8.4. Safety and Efficacy Concerns
Unfortunately, diseases of different aetiologies may present similar final dysfunction/alterations (e.g., cardiac dysfunction/lung alterations/thrombosis are induced by excessive activation of either AT1R or MasR/AT2R pathways, see Figure 1), while diseases with same aetiologies may present different final dysfunction/alterations depending on patients (COVID-19 is a clear example). This confounding aspect of diseases can lead to erroneous interpretations, and only defining the correct and early molecular origin of diseases is possible to reach a successful outcome if a therapy is available.
In order to decide who to treat, and when to start treatment, it is important to define the entity of dysfunctions, probability of treatment success and probability to develop adverse effects. To promptly intervene in order to prevent severe forms of COVID-19, we need early markers of disease progression. To this regard, if plasma (free) Zn2+ (or total zinc/albumin molar ratio), albumin, IL-10, Ang (1–9), Ang (1–7), Ang (1–5) and/or bradykinin (1–7) will be proven to be reliable surrogate markers for ACE and/or ACE2 enzymatic activity in vivo, they could be exploited, together with circulating ACE and ACE2 activity evaluation, in order to decide who and when to start treating COVID-19 patients. Alternatively, eosinopaenia and hypotension may be also exploited as signs of disease progression. In any case, since the conditions of some patients can be critical, it is highly recommended to administer the minimal effective dose in order to reduce possible side effects, starting with low and increasing doses, while at the same time monitoring patient status and early signs of disease progression (e.g., blood pressure, eosinophil counts, molecular concentrations of the RAS peptides and other markers of inflammation). The aim of the project was not necessarily to stop viral entry (the epithelial cells take already care of it shedding ACE2) but to block positive feedback loops that follow the cellular response to SARS-CoV-2 infection, which are likely the main cause of the severe symptoms associated with COVID-19, doing so, the disease might hopefully become like a simple flu, a spontaneously eradicable disease.

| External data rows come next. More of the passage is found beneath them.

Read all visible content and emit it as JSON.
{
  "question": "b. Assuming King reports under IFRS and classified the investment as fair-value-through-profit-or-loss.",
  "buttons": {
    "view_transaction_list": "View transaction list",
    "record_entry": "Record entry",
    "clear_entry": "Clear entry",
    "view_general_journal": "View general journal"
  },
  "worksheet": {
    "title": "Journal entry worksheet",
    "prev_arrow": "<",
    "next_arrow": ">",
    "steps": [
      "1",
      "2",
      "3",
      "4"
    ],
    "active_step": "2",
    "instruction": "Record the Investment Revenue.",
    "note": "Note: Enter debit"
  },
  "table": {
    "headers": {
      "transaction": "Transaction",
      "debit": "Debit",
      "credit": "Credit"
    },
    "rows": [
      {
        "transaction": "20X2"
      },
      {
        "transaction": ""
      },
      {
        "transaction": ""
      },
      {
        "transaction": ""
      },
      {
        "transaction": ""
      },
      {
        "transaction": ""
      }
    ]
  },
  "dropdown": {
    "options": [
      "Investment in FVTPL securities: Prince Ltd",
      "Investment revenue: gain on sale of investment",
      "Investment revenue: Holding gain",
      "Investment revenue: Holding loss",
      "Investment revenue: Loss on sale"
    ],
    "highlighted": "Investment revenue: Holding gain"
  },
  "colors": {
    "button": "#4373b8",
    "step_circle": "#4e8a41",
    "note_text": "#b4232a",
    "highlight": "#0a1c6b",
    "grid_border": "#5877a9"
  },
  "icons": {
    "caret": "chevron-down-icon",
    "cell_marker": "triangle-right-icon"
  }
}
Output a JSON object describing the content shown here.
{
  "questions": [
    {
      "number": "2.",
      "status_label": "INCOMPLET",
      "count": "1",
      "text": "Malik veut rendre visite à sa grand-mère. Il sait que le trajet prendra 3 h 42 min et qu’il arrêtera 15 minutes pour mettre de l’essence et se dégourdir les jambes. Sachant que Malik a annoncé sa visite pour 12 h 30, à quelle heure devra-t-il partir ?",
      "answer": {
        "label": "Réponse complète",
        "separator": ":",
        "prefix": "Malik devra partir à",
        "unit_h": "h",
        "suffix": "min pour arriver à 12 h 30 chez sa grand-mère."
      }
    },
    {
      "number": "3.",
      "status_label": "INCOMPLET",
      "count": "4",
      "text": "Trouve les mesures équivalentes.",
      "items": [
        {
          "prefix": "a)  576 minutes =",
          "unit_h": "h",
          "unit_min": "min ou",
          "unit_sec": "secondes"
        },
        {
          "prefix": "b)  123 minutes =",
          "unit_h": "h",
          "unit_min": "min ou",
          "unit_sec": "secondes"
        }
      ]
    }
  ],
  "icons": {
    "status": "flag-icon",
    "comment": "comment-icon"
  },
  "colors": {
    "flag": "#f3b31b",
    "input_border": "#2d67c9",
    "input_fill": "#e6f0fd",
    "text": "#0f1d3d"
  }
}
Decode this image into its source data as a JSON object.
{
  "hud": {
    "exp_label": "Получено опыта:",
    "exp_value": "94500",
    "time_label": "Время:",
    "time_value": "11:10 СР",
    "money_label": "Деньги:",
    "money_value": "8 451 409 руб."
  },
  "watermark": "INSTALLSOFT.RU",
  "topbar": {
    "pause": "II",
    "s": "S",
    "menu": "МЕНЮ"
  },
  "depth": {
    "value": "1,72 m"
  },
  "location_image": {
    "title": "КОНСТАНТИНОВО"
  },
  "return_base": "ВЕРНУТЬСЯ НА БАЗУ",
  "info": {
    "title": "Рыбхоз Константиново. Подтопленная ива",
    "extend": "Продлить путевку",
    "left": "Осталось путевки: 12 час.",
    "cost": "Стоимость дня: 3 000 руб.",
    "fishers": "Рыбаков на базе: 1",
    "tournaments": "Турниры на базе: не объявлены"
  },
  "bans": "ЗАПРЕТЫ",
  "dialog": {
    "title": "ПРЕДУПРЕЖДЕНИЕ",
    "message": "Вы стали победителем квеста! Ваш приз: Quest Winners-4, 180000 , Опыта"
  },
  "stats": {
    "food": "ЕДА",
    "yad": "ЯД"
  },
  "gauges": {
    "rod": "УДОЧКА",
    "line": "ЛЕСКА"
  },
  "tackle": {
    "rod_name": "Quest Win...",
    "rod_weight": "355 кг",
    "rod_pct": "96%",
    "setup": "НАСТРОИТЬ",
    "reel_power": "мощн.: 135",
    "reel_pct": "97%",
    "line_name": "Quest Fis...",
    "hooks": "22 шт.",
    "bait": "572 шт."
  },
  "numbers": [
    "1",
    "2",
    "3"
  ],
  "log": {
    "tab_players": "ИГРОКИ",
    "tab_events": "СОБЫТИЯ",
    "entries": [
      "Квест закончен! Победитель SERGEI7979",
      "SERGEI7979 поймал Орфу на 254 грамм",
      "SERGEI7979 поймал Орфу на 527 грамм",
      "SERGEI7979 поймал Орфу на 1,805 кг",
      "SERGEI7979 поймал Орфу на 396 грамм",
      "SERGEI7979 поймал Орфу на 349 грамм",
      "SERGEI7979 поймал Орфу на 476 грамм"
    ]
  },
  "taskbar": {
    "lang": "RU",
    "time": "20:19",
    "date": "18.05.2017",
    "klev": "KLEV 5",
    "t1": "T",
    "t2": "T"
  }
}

At the moment, I am alone in proposing these new and non-conventional therapeutic approaches that may or may not work on COVID-19. In doing so, I have not only described a rationale/strategy to counter COVID-19, but also provided practical information to optimize the RAS inhibitors based on known experimental data. Before any in vivo drug administration (e.g., ACE2 inhibitor), it has to be checked the biological activity (e.g., ACE2) that is affected by the drug, considering the possible side effects. However, this is not always the case and, in some cases, patients are treated without a careful evaluation of the biological parameter that is modulated by the administered drug. In this regard, I have tried to address all aspects of the RAS inhibition in detail because my main concern is that the use of these approaches in a wrong way may lead to a failure or even to deleterious effects. That is why I have meticulously described all the steps before possible administration and provided the guideline suggestions and specific recommendations in order to increase the probability of success and to minimize the deleterious effects. The readers are, however, expected and encouraged to debate and make their own optimized guidelines.